Among the imported new drugs approved by China in the first three quarters of 2019, Shanghai Pharmaceuticals obtained total distribution rights for 13 varieties.
R & D: Independent R & D and business development two-wheel drive.
Total R & D funding (including capitalization) in 2018.
9 trillion, accounting for industrial income7.
In terms of independent research and development, the company expects that the small molecule innovative drug Leitengshu (anti-AIDS indication) and the renin inhibitor SPH3127 will attempt to enter phase III clinical trials in 2021 and the second half of 2020, respectively.
In terms of cooperation and expansion, in November 2019, the company cooperated with Shuntian Pharmaceutical on the LT3001 project (a first-class new drug).

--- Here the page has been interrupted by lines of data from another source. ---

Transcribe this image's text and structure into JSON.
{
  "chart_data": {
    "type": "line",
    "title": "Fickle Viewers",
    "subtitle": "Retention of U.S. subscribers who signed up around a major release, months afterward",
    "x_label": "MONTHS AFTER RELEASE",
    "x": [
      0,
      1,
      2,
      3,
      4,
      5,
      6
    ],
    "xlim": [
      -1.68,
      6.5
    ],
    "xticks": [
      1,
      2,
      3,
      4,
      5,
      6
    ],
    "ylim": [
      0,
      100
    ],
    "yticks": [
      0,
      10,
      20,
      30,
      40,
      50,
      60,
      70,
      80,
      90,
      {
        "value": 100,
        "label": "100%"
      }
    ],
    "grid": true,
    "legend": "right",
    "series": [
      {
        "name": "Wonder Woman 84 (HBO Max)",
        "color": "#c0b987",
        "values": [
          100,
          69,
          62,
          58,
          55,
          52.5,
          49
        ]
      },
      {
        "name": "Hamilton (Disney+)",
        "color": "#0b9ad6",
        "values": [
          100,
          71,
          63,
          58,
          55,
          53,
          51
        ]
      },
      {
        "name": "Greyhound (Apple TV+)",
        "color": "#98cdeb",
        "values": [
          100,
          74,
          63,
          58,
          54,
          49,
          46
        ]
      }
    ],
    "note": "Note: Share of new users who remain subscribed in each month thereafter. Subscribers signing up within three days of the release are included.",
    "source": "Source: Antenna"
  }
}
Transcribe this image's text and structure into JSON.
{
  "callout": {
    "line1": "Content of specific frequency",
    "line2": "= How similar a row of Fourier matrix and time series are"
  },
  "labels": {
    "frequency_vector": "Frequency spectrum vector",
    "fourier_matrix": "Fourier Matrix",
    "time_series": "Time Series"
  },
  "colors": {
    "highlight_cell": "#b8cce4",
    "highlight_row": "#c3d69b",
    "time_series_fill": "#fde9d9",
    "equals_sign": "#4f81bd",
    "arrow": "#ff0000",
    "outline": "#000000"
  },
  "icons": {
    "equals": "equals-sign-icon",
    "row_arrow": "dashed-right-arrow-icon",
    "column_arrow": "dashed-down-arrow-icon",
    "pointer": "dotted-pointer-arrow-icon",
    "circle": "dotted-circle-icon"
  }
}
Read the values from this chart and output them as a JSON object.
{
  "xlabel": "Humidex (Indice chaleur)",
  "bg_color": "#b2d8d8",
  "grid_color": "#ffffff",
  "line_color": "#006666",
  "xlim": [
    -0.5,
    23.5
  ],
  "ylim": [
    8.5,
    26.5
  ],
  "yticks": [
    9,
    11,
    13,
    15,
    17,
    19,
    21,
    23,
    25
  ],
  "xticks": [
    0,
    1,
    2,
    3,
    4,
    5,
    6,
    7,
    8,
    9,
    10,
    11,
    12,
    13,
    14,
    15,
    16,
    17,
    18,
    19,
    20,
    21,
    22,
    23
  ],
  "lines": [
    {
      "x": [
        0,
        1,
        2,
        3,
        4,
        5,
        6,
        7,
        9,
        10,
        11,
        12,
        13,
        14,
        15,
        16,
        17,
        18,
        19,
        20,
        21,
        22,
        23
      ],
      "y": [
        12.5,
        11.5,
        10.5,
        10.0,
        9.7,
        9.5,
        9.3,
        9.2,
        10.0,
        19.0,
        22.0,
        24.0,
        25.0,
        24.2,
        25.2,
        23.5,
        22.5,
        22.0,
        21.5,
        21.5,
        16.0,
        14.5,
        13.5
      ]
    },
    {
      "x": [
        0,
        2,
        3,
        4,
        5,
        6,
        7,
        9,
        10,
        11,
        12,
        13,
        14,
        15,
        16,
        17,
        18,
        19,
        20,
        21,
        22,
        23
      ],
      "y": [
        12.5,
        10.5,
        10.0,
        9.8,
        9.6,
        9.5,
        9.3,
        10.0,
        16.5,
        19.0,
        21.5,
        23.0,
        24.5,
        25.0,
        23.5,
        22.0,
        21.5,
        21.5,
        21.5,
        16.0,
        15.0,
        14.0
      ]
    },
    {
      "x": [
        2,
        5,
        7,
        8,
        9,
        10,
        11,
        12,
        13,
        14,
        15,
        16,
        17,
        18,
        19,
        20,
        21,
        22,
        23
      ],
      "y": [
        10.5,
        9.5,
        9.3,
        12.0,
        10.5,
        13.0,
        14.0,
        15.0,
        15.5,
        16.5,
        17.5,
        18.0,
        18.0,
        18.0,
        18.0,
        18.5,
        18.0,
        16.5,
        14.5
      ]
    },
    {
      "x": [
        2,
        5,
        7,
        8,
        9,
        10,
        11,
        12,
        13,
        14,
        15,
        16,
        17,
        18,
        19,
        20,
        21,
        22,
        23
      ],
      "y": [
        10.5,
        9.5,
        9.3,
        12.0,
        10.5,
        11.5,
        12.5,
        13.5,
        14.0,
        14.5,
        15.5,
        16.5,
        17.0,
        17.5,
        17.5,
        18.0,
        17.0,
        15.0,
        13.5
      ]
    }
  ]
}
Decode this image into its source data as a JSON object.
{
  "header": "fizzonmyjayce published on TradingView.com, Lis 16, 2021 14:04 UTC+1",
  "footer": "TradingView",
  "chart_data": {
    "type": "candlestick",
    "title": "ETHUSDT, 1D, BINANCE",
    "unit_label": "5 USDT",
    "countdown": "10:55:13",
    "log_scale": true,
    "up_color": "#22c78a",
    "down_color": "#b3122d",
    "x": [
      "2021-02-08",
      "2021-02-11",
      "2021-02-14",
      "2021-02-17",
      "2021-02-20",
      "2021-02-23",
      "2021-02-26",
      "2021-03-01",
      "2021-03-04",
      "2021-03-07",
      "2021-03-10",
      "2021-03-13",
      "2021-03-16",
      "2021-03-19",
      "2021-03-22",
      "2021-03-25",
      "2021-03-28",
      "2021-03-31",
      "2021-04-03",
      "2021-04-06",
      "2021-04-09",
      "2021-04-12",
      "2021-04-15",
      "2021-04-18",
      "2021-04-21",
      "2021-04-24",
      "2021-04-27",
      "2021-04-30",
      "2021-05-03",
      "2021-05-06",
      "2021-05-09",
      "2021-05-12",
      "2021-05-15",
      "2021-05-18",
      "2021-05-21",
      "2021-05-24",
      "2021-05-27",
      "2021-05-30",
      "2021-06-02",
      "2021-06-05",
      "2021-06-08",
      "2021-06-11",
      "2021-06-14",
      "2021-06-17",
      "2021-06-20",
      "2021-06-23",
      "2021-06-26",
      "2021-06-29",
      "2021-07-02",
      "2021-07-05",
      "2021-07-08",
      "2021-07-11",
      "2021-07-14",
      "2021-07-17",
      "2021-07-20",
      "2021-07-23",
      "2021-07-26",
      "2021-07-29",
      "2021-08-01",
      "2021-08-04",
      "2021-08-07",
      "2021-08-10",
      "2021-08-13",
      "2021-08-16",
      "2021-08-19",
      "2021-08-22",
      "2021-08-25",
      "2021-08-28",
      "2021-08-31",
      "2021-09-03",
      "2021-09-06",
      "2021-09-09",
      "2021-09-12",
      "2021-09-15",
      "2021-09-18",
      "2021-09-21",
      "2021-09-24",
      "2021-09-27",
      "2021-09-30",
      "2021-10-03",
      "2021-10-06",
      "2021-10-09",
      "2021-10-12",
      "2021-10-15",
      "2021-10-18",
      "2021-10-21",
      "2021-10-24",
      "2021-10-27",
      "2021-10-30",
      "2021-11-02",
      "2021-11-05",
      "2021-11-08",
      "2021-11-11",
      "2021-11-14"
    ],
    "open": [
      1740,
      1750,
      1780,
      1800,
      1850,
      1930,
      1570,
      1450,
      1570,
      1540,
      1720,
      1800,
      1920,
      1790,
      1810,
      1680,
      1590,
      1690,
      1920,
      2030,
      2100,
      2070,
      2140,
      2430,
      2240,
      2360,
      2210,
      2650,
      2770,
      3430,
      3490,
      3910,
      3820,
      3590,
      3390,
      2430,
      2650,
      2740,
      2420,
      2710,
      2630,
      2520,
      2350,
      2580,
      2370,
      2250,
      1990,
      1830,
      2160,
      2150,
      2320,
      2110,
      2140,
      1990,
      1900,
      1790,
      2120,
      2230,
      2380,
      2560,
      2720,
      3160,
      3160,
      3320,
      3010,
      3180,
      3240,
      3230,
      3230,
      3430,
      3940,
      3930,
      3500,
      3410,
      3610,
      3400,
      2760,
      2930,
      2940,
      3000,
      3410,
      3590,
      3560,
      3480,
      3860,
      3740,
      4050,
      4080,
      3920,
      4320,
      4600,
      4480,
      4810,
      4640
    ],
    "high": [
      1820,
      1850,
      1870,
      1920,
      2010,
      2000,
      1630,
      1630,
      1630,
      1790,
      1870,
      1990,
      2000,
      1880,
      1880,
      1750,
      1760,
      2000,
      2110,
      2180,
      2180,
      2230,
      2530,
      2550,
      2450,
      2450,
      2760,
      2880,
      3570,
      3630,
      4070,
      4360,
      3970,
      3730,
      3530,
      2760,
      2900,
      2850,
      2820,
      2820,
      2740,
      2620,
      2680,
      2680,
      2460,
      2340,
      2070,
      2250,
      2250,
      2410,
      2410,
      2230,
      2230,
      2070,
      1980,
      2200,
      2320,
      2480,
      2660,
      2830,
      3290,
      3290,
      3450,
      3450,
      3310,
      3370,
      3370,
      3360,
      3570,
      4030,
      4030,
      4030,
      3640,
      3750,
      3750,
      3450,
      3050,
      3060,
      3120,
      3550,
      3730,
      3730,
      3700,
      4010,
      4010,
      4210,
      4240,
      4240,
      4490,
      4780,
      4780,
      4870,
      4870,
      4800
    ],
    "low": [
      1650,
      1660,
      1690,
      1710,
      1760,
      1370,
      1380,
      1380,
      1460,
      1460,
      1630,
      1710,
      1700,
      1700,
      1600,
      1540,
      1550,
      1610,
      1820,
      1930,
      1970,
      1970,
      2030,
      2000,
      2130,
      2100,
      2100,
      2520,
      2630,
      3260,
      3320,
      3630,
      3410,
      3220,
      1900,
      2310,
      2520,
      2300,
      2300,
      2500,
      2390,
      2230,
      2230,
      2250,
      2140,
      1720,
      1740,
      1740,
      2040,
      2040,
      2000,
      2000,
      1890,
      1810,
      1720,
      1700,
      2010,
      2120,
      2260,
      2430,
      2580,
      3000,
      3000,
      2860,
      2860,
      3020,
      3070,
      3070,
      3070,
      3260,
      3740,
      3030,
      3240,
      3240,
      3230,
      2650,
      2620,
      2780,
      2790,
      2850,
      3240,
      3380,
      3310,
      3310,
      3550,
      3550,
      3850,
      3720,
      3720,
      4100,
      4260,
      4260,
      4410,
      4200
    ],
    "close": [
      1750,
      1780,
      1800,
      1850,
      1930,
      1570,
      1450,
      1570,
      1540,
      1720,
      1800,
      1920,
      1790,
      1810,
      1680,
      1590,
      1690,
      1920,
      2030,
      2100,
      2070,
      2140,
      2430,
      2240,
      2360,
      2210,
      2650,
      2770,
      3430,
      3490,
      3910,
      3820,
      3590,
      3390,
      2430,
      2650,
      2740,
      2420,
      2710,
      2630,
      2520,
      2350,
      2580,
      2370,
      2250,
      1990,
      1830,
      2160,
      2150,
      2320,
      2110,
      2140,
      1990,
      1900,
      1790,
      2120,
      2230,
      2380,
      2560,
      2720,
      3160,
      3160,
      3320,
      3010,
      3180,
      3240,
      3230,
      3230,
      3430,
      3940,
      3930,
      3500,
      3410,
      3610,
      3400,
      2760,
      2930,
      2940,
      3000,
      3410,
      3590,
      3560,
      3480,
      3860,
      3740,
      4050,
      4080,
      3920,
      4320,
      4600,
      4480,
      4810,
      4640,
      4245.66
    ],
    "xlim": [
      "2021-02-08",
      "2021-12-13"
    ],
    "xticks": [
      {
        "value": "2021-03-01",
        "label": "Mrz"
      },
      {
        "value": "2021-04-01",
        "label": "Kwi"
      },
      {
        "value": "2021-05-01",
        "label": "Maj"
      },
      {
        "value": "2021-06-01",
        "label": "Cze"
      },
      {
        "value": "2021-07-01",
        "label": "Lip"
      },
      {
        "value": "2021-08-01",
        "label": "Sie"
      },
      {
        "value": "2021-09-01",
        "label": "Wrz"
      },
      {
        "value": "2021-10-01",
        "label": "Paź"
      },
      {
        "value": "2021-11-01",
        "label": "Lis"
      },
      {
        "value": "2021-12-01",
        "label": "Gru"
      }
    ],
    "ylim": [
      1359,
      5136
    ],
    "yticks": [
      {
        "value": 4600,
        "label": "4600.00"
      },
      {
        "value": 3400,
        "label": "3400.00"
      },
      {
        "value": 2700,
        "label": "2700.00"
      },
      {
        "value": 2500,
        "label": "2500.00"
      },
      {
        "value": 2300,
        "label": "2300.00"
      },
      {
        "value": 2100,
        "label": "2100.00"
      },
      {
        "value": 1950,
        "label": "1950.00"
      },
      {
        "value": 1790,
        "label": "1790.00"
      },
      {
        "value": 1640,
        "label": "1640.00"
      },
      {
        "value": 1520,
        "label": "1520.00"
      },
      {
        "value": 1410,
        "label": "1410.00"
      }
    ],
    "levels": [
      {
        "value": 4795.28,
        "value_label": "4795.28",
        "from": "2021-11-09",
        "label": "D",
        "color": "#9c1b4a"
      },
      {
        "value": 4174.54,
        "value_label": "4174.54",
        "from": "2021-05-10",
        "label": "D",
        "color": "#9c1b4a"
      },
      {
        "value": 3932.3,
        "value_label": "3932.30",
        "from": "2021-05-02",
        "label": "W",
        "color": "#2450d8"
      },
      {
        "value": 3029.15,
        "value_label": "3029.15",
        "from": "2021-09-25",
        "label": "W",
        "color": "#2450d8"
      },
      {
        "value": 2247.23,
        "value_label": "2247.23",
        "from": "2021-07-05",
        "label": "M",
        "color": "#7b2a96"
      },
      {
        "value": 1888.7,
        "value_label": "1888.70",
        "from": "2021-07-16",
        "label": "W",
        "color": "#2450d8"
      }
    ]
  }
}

LT3001 has now started phase II clinical trials in the United States and Taiwan.
It is recommended to maintain the RMB exchange rate for 2019/20 earnings forecast1.
54 yuan and 1.
71 yuan, corresponding to 12.
6% and 11.重庆耍耍网
The current A-share contradiction corresponds to November 2019/2020.
4 times / 10.
3 times price-earnings ratio.
The stock maintains an Outperform rating and 24.
Target price of 50 yuan (corresponding to 2019/20 price-earnings ratio of 15).
9 times / 14.
3 times, 39.
The current contradiction between H shares corresponds to August 2019/2020.
2 times / 7.
4x price-earnings ratio.
H shares maintain an outperform industry rating and 20.
10 Target price reached (corresponding to November 2019/20.
5 times price-earnings ratio, 43.37% upside).
The risk R & D progress was less than expected, and brought a lot of procurement pressure.